But a breakdown of the quarterly survey, by the Business Application Software Developer’s Association, of the application software industry shows that success has not been shared across all aspects of ecommerce, suggesting that for some Basda members the effects of 11 September have continued into the New Year.
‘Forecast figures for Q1 proved to be over optimistic. But it is not all bad news. Several of our members have published excellent financial results in recent weeks and there are some market sectors where sales have increased and prospects are good,’ said BASDA chief executive Dennis Keeling.
More than 80% of respondents said sales had either grown or remained the same in the first quarter of 2002 compared with the last quarter of 2001.
Two out of five members reported increased customer interest and growth in the Internet and e-commerce, compared with 29% in January. Other positive results include e-procurement and ASPs which have both shown significant increases in sales.
But the number of respondents reporting either no customer interest or not attributable direct sales of Internet or ecommerce technologies increased to 69% compared to 41% in the previous quarter.

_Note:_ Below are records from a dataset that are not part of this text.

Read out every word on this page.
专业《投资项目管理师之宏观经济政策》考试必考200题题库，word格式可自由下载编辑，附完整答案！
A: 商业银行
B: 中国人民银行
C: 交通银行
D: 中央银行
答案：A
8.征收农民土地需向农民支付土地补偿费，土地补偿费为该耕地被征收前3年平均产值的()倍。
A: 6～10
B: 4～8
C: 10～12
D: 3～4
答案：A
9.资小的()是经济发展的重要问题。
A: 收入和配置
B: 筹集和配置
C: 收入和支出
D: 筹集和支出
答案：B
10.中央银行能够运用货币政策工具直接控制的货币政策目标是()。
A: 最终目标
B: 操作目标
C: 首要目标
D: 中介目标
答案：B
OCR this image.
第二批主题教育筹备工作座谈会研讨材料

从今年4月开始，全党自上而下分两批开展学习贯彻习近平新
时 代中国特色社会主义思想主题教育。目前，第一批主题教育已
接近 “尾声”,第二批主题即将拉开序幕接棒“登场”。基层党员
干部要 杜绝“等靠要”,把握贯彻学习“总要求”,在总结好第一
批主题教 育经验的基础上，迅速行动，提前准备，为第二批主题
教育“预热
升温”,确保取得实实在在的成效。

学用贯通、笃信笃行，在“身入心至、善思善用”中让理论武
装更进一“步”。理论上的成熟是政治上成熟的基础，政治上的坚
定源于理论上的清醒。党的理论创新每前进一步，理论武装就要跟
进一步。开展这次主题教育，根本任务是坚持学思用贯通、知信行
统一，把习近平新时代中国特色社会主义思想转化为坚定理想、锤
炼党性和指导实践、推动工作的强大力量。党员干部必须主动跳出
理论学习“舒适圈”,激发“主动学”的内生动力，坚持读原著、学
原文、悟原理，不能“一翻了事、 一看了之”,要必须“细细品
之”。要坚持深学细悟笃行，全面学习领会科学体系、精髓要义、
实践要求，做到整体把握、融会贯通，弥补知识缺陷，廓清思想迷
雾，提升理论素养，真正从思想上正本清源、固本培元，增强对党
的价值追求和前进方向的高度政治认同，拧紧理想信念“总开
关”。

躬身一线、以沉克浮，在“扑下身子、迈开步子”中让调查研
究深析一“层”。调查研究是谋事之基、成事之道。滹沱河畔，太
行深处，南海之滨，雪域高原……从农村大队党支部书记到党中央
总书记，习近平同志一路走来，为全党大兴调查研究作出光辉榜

The survey also found that the chancellor’s Budget emphasis on the GovTalk public sector initiative has failed to translate into sales – only 3% of members reported an increase in sales directly attributable to this initiative compared to 12% in the previous quarter. Sales of websites have fallen even more dramatically from 33% in the previous quarter to 16% in the three months to April.
The forecast for sales in Q2 is not as optimistic with some sectors expecting to fare quite badly. Keeling said the reduced optimism may reflect a move away from ‘New Year Euphoria’ and a more realistic attitude amongst companies in the light of the recent Budget.